A spacecraft is a vehicle designed for travel or operation in space beyond the Earth's atmosphere or in orbit around the Earth.[1]


A spacecraft is any piloted or unpiloted vehicle designed for travel in space. The systems and instruments a spacecraft must carry depends upon the data it will gather and the functions it will carry out. Their complexity varies greatly but all must endure the hostile environment of space. Spacecraft may be broadly categorized according to the missions they are intended to fly.[2]

  • Manned spacecraft: A piloted spacecraft designed to carry astronauts into space. Unlike an unmanned probe, it requires a crew compartment and life support systems. Manned spacecraft are either reusable, such as the Space Shuttle, or designed for one time use, such as Soyuz. The latter type is generally modular, such as consisting of a reentry module which houses the crew and a service module which contains propulsion, power supply and life support.

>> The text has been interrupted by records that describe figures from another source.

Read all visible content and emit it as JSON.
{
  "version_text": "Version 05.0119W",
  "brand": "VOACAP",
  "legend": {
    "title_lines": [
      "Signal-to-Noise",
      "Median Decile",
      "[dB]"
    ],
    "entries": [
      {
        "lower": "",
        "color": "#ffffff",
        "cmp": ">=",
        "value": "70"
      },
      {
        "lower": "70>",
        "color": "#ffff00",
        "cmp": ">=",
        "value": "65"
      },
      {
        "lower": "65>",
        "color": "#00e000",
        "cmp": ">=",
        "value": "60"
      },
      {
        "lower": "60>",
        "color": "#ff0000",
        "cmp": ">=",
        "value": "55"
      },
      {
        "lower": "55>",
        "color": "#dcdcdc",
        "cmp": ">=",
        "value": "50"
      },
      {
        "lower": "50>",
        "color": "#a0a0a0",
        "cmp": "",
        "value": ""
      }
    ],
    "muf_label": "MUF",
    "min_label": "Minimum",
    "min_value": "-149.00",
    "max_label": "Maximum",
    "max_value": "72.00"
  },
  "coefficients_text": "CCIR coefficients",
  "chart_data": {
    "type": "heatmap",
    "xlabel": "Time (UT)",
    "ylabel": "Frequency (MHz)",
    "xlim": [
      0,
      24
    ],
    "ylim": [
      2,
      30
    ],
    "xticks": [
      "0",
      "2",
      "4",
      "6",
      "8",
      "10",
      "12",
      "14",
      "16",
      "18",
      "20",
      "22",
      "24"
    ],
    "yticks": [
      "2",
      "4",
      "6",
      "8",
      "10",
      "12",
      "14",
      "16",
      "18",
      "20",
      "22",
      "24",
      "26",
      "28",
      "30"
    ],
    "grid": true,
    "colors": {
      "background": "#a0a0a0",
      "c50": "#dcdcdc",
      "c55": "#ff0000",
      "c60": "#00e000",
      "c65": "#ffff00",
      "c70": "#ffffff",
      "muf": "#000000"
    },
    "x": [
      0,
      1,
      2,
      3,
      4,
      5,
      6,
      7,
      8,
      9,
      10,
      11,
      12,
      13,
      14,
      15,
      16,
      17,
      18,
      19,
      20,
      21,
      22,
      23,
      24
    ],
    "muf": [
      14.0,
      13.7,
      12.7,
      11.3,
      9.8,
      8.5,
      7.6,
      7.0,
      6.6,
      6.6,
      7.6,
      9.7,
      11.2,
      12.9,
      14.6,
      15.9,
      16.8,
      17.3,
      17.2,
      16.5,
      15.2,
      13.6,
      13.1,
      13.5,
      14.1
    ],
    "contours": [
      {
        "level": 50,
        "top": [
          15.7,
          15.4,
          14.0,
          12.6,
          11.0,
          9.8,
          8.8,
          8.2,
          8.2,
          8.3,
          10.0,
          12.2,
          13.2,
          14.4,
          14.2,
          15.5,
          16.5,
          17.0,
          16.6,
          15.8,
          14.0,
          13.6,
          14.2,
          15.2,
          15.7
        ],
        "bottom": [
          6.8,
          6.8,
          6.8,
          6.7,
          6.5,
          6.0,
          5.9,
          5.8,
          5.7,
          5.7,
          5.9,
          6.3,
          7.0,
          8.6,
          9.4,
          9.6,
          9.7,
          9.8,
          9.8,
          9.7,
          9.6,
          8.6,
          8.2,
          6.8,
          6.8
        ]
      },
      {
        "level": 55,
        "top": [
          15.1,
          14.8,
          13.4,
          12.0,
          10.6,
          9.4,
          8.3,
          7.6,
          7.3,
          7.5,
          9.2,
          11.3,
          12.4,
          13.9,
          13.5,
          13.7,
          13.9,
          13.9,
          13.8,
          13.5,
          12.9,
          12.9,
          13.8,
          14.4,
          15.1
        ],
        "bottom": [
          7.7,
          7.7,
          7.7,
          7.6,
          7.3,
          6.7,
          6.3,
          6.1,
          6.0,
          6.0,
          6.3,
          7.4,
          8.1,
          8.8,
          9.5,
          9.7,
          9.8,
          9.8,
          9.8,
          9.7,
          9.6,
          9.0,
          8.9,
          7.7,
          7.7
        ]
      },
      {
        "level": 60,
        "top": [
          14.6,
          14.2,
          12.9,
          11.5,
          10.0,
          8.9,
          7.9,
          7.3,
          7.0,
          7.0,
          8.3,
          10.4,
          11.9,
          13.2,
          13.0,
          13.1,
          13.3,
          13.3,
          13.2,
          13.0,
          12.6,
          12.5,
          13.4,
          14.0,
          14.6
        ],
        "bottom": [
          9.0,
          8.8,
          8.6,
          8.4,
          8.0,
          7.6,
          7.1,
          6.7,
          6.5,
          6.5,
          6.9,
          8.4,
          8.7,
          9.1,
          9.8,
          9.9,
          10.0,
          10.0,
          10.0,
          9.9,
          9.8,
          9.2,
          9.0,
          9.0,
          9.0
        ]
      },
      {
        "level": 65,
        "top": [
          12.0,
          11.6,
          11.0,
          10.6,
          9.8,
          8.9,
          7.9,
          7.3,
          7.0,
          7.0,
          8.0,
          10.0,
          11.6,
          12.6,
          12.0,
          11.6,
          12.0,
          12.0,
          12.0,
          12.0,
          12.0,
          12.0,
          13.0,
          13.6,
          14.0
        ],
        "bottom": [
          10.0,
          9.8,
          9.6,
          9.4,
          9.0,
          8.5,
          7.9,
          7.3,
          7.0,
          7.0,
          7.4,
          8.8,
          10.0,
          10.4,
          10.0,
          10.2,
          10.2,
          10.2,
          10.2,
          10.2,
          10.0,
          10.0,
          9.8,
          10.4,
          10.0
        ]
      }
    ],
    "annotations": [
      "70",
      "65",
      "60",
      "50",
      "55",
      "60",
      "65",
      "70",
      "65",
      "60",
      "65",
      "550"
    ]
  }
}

Only the reentry module returns to Earth.
  • Flyby spacecraft: A spacecraft which follows a continuous trajectory past a target object, never to be captured into an orbit. It must carry instruments that are capable of observing passing targets by compensating for the target's apparent motion. The spacecraft must be able to survive long periods of interplanetary cruise and must be able to downlink data at high rates. Examples of flyby spacecraft include Pioneers 10 and 11, and Voyagers 1 and 2.
  • Orbiter spacecraft: A spacecraft designed to travel to a distant planet or moon and enter orbit. It must carry a substantial propulsive capability to decelerate it at the right moment to achieve orbit insertion. An orbiter spacecraft must endure periods during which it is shaded from sunlight, thus it must be resistant to extreme thermal variation and will require power storage capacity if equipped with solar panels. Examples of orbiter spacecraft include Magellan, Galileo and Mars Global Surveyor.
  • Atmospheric probe: A small instrumented craft which separates from the main spacecraft prior to closest approach to a planet to study the gaseous atmosphere of the body as it drops through it. It is equipped with an aeroshell to protect it during atmospheric entry and a parachute to slow its decent. Data is typically telemetered to the mother craft where it is recorded for later transmission to Earth.
  • Atmospheric balloon package: An instrumented package suspended from a buoyant gas bag, deployed in a planet's atmosphere to study wind circulation patterns. It has a limited complement of spacecraft systems aboard. The minimum requirements include a power supply and telecommunications equipment to permit tracking.
  • Lander spacecraft: A spacecraft designed to reach the surface of a planet or moon and survive long enough to telemeter data back to Earth. It may perform a powered descent and landing or may descend to the surface suspended from a parachute. Examples of lander spacecraft include Surveyor, Viking, Mars Pathfinder and the Soviet Venera.
  • Surface penetrator: A probe designed to penetrate the surface of a body, surviving an impact of hundreds of g's, measuring and telemetering the properties of the penetrated surface. Data is typically telemetered to the mother craft for re-transmission to Earth. The Mars Polar Lander will deploy two penetrators upon its arrival at Mars.
  • Surface rover: A semi-autonomous roving vehicle, steerable from Earth, deployed on the surface of a planet or other body, taking images and soil analyses for telemetering back to Earth. The Mars Pathfinder mission included a solar-powered, wheeled microrover named Sojourner.


  1. Define spacecraft from Dictionary.